Bookmark manager


There was a time, many years ago, when managing web browser bookmarks was incredibly important. This was before Google got good, and you could seldom find the site you'd previously found or remember how you got there. Instead, you'd fruitlessly hunt through your browser history trying to remember the train of thought that led you to the site you wanted to revisit. If you had the foresight to bookmark the site, the problem was solved until you bookmarked too many sites and failed to organize them, leading you back to the rapidly improving Google. But bookmarks haven't gone away, especially now with many of us experimenting with other search providers and trying to keep as much personal preference off the Internet as possible.

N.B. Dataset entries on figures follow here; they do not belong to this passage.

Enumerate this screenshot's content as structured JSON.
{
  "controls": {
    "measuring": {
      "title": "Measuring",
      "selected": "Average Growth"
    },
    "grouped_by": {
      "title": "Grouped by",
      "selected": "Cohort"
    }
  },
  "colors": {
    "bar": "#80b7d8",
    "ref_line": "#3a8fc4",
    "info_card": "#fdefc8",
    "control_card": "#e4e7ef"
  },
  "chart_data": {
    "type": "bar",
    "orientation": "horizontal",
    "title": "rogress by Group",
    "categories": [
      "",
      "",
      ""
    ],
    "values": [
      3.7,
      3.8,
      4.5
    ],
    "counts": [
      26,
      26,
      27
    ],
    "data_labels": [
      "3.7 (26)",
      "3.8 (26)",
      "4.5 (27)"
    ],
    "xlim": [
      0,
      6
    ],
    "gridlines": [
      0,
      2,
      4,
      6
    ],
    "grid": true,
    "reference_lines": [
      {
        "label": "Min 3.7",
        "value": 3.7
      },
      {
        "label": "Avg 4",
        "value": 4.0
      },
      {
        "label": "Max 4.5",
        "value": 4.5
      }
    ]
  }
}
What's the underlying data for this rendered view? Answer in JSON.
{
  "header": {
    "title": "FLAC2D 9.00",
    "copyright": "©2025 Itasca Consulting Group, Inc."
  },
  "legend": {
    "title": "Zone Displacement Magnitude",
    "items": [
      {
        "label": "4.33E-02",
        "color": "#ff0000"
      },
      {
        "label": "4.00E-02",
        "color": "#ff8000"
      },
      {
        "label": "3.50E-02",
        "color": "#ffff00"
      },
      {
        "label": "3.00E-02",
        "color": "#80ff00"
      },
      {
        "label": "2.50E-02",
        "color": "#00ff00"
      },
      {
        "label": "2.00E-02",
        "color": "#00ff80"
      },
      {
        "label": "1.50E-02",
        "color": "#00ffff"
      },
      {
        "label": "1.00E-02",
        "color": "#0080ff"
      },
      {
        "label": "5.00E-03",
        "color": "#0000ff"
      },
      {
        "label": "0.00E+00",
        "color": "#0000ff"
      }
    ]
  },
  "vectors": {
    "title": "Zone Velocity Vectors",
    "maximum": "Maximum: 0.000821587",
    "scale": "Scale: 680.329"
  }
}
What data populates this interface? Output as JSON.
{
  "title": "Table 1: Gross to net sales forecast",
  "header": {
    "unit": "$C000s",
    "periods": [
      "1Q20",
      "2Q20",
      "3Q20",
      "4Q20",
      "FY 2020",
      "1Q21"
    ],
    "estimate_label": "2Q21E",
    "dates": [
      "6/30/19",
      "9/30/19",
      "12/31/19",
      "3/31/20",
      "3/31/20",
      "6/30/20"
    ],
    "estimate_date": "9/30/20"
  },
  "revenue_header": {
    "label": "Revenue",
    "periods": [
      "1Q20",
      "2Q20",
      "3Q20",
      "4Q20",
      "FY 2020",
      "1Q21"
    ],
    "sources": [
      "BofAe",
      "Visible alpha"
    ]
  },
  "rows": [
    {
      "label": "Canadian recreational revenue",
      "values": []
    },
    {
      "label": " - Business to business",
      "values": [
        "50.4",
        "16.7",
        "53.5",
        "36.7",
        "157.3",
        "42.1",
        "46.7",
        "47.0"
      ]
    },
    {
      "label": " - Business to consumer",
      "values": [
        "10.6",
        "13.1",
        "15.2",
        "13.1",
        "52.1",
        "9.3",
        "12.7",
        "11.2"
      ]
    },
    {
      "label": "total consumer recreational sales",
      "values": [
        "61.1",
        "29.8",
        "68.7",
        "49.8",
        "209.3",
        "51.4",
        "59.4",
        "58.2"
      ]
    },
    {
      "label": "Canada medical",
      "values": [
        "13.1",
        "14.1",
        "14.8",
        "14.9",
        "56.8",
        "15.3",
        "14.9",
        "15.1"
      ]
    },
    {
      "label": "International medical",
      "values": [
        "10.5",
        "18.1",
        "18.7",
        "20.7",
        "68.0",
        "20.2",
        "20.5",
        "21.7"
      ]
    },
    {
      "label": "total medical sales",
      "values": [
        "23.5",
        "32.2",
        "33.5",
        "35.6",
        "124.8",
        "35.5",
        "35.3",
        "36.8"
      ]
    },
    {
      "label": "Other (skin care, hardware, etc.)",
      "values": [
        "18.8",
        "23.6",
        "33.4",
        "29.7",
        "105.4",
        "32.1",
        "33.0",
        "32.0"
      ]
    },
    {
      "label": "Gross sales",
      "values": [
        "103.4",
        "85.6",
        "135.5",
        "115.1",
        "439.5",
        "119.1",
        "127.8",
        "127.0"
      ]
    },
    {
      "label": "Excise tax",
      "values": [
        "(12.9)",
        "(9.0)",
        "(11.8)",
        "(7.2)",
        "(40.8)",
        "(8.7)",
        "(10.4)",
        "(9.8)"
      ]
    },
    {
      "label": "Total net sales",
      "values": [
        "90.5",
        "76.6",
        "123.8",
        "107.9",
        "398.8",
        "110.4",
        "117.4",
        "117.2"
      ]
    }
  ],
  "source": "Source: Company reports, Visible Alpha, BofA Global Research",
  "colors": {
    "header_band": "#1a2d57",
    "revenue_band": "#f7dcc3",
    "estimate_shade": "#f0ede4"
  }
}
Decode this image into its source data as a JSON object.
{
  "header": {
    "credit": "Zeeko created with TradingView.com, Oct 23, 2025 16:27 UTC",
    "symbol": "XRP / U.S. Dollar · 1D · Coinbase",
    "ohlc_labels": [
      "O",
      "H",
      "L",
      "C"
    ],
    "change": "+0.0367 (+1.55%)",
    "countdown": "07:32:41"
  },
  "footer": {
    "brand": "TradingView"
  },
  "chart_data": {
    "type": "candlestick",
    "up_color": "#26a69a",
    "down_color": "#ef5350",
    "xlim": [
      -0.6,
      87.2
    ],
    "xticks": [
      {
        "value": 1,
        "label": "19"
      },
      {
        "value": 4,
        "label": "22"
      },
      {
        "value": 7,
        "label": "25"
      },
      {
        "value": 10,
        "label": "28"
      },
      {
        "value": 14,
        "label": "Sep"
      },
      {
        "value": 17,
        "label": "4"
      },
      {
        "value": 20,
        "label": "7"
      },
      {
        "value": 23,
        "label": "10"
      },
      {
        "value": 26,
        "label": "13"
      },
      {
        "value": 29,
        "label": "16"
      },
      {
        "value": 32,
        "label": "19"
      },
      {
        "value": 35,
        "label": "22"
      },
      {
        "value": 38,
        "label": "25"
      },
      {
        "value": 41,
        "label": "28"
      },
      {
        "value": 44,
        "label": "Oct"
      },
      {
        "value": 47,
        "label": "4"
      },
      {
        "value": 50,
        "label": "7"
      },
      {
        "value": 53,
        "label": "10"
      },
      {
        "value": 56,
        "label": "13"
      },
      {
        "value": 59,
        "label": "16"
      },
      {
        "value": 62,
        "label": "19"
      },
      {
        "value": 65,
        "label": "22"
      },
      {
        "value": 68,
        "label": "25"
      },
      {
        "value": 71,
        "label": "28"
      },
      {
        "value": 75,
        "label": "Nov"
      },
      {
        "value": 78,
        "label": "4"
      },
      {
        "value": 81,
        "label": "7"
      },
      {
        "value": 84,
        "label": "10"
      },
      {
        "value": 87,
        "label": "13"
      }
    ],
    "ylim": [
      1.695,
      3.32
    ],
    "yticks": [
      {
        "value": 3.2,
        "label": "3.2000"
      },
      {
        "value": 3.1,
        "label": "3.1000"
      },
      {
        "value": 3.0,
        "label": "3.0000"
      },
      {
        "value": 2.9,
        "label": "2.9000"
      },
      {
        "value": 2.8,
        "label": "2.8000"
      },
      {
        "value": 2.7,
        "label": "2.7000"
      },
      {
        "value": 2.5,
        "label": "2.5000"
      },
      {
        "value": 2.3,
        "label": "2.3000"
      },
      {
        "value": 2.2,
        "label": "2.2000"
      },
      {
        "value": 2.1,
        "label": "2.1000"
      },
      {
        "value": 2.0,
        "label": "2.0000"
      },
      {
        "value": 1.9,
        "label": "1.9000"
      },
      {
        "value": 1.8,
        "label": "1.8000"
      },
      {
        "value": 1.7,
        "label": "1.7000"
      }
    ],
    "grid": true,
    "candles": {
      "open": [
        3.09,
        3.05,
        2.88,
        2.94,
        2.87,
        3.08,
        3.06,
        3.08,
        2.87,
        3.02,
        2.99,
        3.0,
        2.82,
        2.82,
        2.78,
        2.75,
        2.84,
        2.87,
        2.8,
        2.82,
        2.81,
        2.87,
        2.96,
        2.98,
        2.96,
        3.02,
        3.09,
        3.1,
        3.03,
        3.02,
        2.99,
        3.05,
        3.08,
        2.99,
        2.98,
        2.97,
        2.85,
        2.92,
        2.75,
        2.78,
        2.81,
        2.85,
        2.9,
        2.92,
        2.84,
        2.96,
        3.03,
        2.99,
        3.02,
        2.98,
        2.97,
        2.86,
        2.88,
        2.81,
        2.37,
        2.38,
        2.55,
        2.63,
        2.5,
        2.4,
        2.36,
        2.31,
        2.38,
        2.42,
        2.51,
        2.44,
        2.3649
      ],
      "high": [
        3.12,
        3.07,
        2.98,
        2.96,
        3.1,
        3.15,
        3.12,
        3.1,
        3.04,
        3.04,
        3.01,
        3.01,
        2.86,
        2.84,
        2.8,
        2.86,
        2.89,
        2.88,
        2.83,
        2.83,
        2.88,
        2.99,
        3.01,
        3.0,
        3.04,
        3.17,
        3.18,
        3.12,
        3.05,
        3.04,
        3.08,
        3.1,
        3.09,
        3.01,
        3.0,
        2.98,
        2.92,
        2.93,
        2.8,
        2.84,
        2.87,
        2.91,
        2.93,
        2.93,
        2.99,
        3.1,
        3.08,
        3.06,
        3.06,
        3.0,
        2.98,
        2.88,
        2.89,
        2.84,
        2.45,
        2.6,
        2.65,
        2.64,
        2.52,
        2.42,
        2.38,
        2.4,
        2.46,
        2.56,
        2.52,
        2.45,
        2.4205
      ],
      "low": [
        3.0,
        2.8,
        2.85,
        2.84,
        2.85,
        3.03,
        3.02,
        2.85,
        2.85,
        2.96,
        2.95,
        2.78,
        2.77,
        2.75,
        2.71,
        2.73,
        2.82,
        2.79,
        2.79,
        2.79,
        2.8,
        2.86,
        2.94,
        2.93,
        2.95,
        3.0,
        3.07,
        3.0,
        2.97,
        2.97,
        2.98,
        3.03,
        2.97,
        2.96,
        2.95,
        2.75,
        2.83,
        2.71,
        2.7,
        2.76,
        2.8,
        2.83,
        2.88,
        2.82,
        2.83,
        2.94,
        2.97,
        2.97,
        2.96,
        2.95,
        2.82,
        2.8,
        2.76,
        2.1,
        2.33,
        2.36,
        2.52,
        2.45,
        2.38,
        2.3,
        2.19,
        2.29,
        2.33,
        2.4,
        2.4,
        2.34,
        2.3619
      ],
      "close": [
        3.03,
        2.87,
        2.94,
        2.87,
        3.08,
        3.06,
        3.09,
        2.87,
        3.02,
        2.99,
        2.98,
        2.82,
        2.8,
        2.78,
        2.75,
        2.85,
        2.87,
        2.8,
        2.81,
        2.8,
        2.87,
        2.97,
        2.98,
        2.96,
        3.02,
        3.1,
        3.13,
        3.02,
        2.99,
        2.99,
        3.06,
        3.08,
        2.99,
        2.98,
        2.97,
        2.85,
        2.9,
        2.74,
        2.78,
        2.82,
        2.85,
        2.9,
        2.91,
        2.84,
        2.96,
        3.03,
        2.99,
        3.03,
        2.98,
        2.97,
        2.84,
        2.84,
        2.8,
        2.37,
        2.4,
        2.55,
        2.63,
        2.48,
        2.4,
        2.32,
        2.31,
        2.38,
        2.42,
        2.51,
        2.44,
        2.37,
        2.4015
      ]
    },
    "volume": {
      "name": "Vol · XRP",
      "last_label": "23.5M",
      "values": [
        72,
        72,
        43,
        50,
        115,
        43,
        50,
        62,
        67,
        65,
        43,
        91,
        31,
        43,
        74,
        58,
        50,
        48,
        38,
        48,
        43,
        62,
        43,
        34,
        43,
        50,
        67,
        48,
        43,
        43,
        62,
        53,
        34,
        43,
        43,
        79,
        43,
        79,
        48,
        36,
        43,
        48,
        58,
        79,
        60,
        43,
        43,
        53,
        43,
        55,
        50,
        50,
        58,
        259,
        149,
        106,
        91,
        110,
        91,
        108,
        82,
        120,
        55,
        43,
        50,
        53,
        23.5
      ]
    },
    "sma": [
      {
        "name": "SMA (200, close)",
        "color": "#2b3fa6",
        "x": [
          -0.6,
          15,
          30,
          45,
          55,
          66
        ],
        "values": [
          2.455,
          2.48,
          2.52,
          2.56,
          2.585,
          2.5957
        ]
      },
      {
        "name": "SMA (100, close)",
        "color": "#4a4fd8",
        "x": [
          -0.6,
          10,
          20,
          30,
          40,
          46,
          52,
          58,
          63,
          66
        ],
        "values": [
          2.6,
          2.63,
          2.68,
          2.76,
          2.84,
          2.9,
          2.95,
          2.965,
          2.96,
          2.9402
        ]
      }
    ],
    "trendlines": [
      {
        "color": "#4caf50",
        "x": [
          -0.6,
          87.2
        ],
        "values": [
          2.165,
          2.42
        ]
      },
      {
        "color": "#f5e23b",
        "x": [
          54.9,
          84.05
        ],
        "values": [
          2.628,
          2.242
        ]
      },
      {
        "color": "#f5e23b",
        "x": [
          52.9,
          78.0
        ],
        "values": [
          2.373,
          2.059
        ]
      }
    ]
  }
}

Consequently, it can still be a good idea to control and manage your own bookmarking regime.

We recently looked at a brilliant tool and local bookmark server called buku, but Shaarli has a slightly different take on the same problem. Rather than relying on a system command to handle the bookmarks and a server to present them, Shaarli handles everything from a web server using PHP. Installation is straightforward if you already have a server running, and the documentation excellently guides you through creating a virtual host in your configuration. There are also instructions for using Docker. When the service is up and running, you simply create an account, log in, and start adding bookmarks. The great thing about Shaarli is that these bookmarks can (optionally) be public and appear listed on the landing page so that anyone with access to your server can see them. Thanks to the search and tagging, a daily feed and even RSS provision, Shaarli can become a hub of activity and a central part of using the Internet outside of the big search and bookmark providers. Locked behind a firewall, Shaarli could be a useful local sharing hub for your family and friends.

Project Website

While we wouldn't recommend running Shaarli on the Internet, it's a great way to save and share bookmarks on a home network.